Perhaps most pressingly, the report found that states in the Chesapeake Bay watershed, which includes the Potomac, are not doing nearly enough to restore and preserve trees and other forest vegetation along the river. Maryland lost over 19,000 acres of forest between 2013 and 2018, according to a 2022 technical study commissioned by the state. More than half of all tree loss in the state came from Prince George’s and Montgomery counties, both of which lie along the Potomac.
In addition to providing important wildlife habitats, riverside trees — often called forested buffers — play a vital role in keeping the water clean. Tree roots hold soil in place, mitigating riverbank erosion and preventing sediment from getting into the water. They also absorb rainwater and filter runoff before it reaches a river or stream.
“Trees are the single best way to reduce stormwater runoff; they capture carbon, they improve water quality, they improve air quality,” said Anna Mudd, Senior Director of Policy for Potomac Conservancy. “We’re not going to get across the finish line unless we make a concentrated effort to conserve our forested land throughout the watershed.”
Earlier this month, Maryland Governor Wes Moore signed legislation updating the state’s Forest Conservation Act. The bill raises standards for forest protection, and changes the state’s overall policy goals from simply maintaining forested lands with no net losses to instead encouraging an increase in forest acreage.
“We’ve done so much good policy work in Maryland, all of which is helping to clean up the [Chesapeake] Bay and the Potomac,” said Delegate Sara Love, of Montgomery County’s 16th District, who sponsored the forest protection bill. “Working together, we can raise that ‘B’ to an ‘A.’”
The Potomac Conservancy has also made protecting forests in the river’s watersheds a key priority. Last year, the organization launched “Tomorrow’s Trees,” which enlists volunteers in the fall to collect native trees’ seeds and acorns for use in reforestation projects.
“Acorns are very familiar to everybody and it’s something that’s an easy intergenerational activity,” said Alexis Dickerson, Potomac Conservancy’s Senior Director of Community Conservation. “A toddler can pick up a seed.”
Climate Change Could Stymie or Even Reverse Potomac Progress
Because the seeds from “Tomorrow’s Trees” belong to native trees, they will have a better chance than trees from outside the region of remaining resilient to the impacts of climate change, Dickerson said. The planet’s warming, caused by emissions of carbon and other greenhouse gasses, presents a number of challenges to river conservation efforts.

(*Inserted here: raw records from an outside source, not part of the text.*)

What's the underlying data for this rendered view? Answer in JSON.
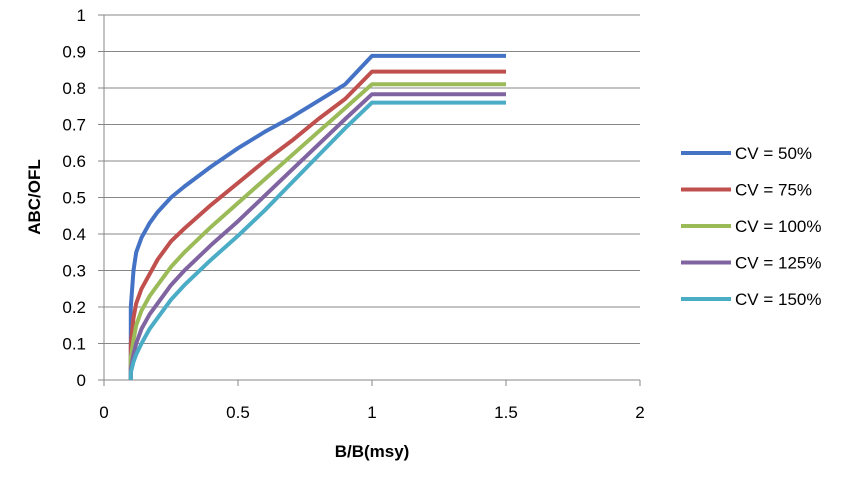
{
  "chart_data": {
    "type": "line",
    "xlabel": "B/B(msy)",
    "ylabel": "ABC/OFL",
    "xlim": [
      0,
      2
    ],
    "ylim": [
      0,
      1
    ],
    "x_ticks": [
      "0",
      "0.5",
      "1",
      "1.5",
      "2"
    ],
    "y_ticks": [
      "0",
      "0.1",
      "0.2",
      "0.3",
      "0.4",
      "0.5",
      "0.6",
      "0.7",
      "0.8",
      "0.9",
      "1"
    ],
    "grid": "horizontal",
    "legend_position": "right",
    "series": [
      {
        "name": "CV = 50%",
        "color": "#4472C4",
        "x": [
          0.1,
          0.1,
          0.11,
          0.12,
          0.14,
          0.17,
          0.2,
          0.25,
          0.3,
          0.4,
          0.5,
          0.6,
          0.7,
          0.8,
          0.9,
          1.0,
          1.5
        ],
        "y": [
          0.0,
          0.2,
          0.3,
          0.35,
          0.39,
          0.43,
          0.46,
          0.5,
          0.53,
          0.585,
          0.635,
          0.68,
          0.72,
          0.765,
          0.81,
          0.888,
          0.888
        ]
      },
      {
        "name": "CV = 75%",
        "color": "#C0504D",
        "x": [
          0.1,
          0.1,
          0.11,
          0.12,
          0.14,
          0.17,
          0.2,
          0.25,
          0.3,
          0.4,
          0.5,
          0.6,
          0.7,
          0.8,
          0.9,
          1.0,
          1.5
        ],
        "y": [
          0.0,
          0.1,
          0.17,
          0.21,
          0.25,
          0.29,
          0.33,
          0.38,
          0.415,
          0.48,
          0.54,
          0.6,
          0.655,
          0.715,
          0.77,
          0.845,
          0.845
        ]
      },
      {
        "name": "CV = 100%",
        "color": "#9BBB59",
        "x": [
          0.1,
          0.1,
          0.11,
          0.12,
          0.14,
          0.17,
          0.2,
          0.25,
          0.3,
          0.4,
          0.5,
          0.6,
          0.7,
          0.8,
          0.9,
          1.0,
          1.5
        ],
        "y": [
          0.0,
          0.06,
          0.11,
          0.15,
          0.19,
          0.23,
          0.26,
          0.31,
          0.35,
          0.42,
          0.485,
          0.55,
          0.615,
          0.68,
          0.745,
          0.81,
          0.81
        ]
      },
      {
        "name": "CV = 125%",
        "color": "#8064A2",
        "x": [
          0.1,
          0.1,
          0.11,
          0.12,
          0.14,
          0.17,
          0.2,
          0.25,
          0.3,
          0.4,
          0.5,
          0.6,
          0.7,
          0.8,
          0.9,
          1.0,
          1.5
        ],
        "y": [
          0.0,
          0.03,
          0.07,
          0.1,
          0.14,
          0.18,
          0.21,
          0.26,
          0.3,
          0.37,
          0.435,
          0.505,
          0.575,
          0.645,
          0.715,
          0.783,
          0.783
        ]
      },
      {
        "name": "CV = 150%",
        "color": "#4BACC6",
        "x": [
          0.1,
          0.1,
          0.11,
          0.12,
          0.14,
          0.17,
          0.2,
          0.25,
          0.3,
          0.4,
          0.5,
          0.6,
          0.7,
          0.8,
          0.9,
          1.0,
          1.5
        ],
        "y": [
          0.0,
          0.02,
          0.05,
          0.07,
          0.1,
          0.14,
          0.17,
          0.22,
          0.26,
          0.33,
          0.395,
          0.465,
          0.54,
          0.615,
          0.69,
          0.76,
          0.76
        ]
      }
    ]
  }
}
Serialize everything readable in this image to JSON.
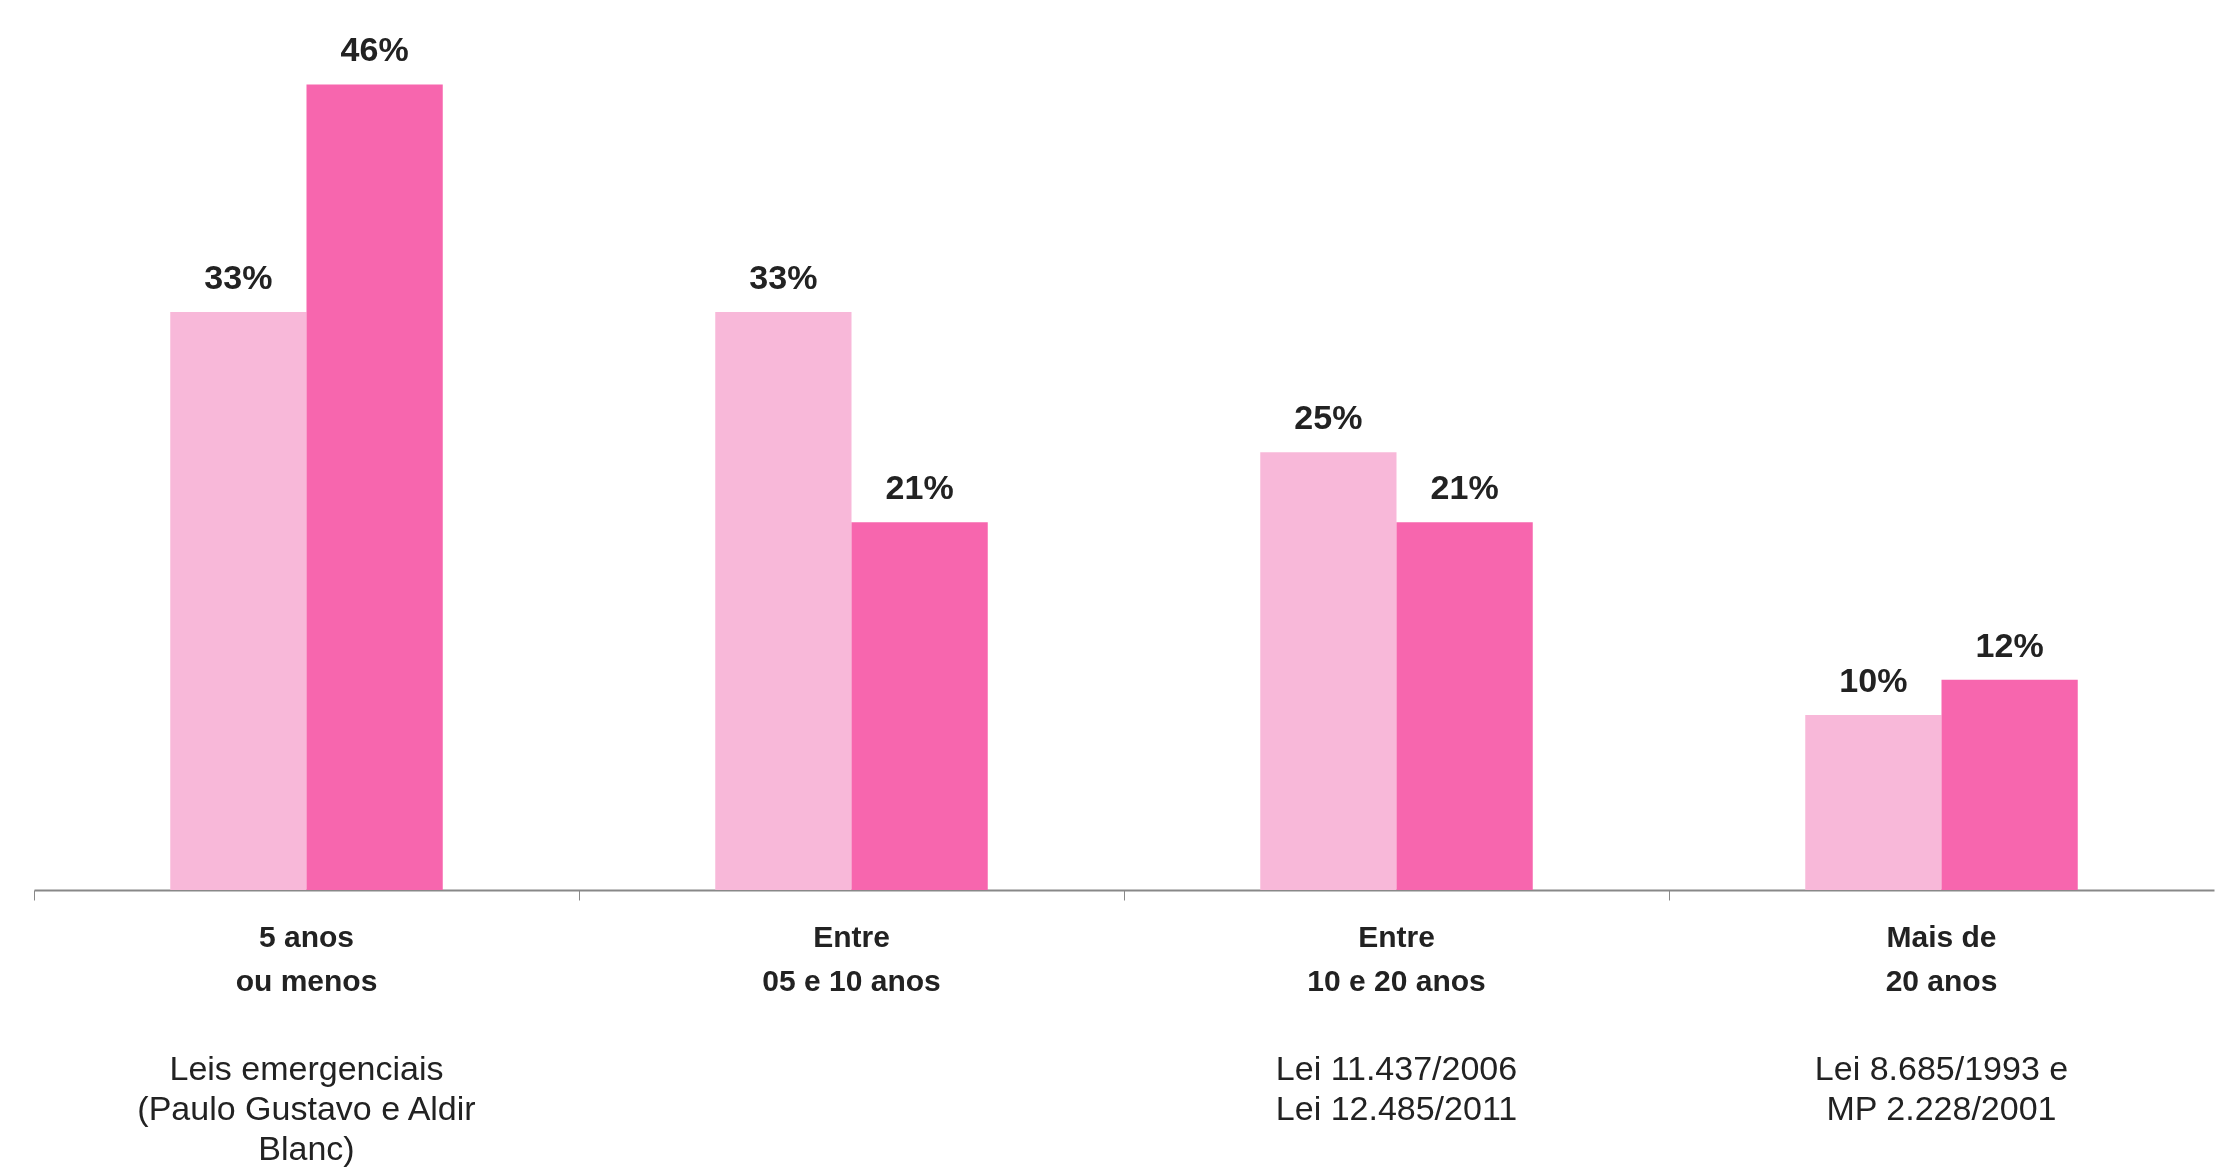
{
  "chart_data": {
    "type": "bar",
    "categories": [
      "5 anos\nou menos",
      "Entre\n05 e 10 anos",
      "Entre\n10 e 20 anos",
      "Mais de\n20 anos"
    ],
    "series": [
      {
        "color": "#f8b8d9",
        "values": [
          33,
          33,
          25,
          10
        ],
        "value_labels": [
          "33%",
          "33%",
          "25%",
          "10%"
        ]
      },
      {
        "color": "#f766ae",
        "values": [
          46,
          21,
          21,
          12
        ],
        "value_labels": [
          "46%",
          "21%",
          "21%",
          "12%"
        ]
      }
    ],
    "annotations": [
      "Leis emergenciais\n(Paulo Gustavo e Aldir\nBlanc)",
      "Lei 11.437/2006\nLei 12.485/2011",
      "Lei 8.685/1993 e\nMP 2.228/2001"
    ]
  }
}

Heavy rainfall events, which often wash polluted runoff into streams and rivers, are becoming more frequent in our region. Further, warmer water holds less oxygen, making it difficult for many species of fish to survive. Algal blooms — big patches of sometimes algae that can destroy whole ecosystems and foster harmful bacteria growth — thrive in warm water.

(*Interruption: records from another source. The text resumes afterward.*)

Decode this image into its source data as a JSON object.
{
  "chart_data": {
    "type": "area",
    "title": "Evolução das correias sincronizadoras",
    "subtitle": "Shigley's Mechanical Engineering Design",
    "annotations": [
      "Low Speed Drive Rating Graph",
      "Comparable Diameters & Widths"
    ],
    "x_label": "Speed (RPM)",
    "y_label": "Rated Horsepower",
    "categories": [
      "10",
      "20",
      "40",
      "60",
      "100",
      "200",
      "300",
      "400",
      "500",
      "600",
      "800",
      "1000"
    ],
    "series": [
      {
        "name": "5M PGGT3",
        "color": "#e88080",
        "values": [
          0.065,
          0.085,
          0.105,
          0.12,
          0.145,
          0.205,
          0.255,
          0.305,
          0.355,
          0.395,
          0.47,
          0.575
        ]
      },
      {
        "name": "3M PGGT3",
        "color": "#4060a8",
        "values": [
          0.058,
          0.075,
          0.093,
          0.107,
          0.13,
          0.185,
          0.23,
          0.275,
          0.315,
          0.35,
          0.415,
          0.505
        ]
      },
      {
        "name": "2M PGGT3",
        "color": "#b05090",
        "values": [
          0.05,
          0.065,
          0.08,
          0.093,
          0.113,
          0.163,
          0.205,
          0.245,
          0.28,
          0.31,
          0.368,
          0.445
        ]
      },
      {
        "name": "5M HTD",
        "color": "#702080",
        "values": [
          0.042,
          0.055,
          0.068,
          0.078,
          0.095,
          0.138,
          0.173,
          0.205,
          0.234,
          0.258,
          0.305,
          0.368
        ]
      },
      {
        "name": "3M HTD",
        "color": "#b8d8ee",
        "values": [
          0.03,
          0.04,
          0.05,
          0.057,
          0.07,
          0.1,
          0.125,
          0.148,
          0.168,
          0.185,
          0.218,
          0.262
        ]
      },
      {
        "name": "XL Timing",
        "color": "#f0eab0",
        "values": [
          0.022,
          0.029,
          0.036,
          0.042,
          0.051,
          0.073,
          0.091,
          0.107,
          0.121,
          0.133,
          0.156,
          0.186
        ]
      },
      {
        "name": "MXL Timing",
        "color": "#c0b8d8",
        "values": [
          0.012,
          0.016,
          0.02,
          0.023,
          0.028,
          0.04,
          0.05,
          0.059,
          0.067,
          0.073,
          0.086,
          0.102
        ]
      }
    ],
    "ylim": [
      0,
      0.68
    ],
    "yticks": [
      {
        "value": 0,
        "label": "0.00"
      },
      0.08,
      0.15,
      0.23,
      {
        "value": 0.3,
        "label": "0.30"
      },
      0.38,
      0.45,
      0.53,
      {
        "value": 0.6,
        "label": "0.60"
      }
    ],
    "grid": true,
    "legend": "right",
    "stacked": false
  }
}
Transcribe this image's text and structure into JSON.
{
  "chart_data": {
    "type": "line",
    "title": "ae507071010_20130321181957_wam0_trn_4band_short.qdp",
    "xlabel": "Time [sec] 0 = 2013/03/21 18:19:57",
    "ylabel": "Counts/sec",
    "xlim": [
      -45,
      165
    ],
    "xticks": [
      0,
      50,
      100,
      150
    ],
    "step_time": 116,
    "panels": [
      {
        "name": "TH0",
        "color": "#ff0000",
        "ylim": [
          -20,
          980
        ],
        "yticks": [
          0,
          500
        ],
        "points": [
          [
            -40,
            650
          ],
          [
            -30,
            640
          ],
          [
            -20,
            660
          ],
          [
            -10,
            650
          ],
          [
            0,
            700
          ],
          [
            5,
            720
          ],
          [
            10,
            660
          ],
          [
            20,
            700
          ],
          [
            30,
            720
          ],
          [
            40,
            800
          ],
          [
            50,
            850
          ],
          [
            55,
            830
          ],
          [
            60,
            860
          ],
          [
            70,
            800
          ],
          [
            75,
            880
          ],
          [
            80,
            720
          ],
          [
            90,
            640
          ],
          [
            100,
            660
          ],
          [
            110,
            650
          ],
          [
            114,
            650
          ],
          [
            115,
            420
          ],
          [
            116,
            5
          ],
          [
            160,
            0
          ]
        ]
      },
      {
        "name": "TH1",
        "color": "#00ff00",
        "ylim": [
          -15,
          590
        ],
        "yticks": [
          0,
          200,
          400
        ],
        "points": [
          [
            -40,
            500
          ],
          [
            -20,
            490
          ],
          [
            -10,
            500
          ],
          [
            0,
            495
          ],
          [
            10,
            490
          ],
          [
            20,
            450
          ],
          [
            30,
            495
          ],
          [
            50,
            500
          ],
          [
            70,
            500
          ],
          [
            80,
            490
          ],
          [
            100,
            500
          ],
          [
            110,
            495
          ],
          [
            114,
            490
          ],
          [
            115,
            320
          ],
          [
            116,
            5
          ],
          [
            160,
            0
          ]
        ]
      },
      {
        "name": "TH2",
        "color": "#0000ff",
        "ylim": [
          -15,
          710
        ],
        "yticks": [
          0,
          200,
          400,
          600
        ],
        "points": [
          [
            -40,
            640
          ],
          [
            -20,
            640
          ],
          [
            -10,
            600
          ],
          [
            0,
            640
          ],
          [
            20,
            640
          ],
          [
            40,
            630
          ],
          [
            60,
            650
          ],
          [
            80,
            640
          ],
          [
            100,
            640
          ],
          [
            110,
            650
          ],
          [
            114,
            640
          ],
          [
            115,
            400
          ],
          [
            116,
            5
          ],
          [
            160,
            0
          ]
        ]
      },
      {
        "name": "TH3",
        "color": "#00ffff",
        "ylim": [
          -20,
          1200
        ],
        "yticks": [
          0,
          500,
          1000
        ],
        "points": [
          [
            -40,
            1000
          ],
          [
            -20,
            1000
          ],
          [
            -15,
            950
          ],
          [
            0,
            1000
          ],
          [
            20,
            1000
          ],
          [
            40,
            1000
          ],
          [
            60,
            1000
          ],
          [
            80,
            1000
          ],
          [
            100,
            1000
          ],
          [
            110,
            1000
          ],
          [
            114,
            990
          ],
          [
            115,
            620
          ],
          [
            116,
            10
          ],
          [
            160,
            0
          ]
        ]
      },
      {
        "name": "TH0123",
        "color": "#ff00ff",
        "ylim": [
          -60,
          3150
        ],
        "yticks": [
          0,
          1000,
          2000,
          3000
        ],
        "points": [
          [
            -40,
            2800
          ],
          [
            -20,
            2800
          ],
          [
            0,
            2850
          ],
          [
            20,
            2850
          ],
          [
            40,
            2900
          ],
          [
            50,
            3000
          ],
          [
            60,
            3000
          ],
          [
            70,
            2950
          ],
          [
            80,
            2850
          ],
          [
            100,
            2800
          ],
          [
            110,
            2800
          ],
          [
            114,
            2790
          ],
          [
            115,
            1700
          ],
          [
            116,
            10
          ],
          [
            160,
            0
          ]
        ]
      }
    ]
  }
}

Why This Matters — Even If You Don’t Live Along the Potomac
The Potomac River stretches over 400 miles, and almost 7 million people live within its watershed. But the river’s impact also extends to other waterways.
“The Anacostia River and the Potomac — water has no boundaries,” said Richard Jackson, interim director of the D.C. Department of Energy and Environment, at Tuesday’s press conference. “It’s all tied together, so as the health of the Potomac grows, so does the health of the Anacostia grow.”
Also, pretty much all of the District’s drinking water originates in the Potomac.
“You are bathing in water that’s from the Potomac River, you’re drinking that water, you’re cooking with that water,” Dickerson said. “We should be deeply invested in protecting something that’s intimately part of our lives on a day to day basis.”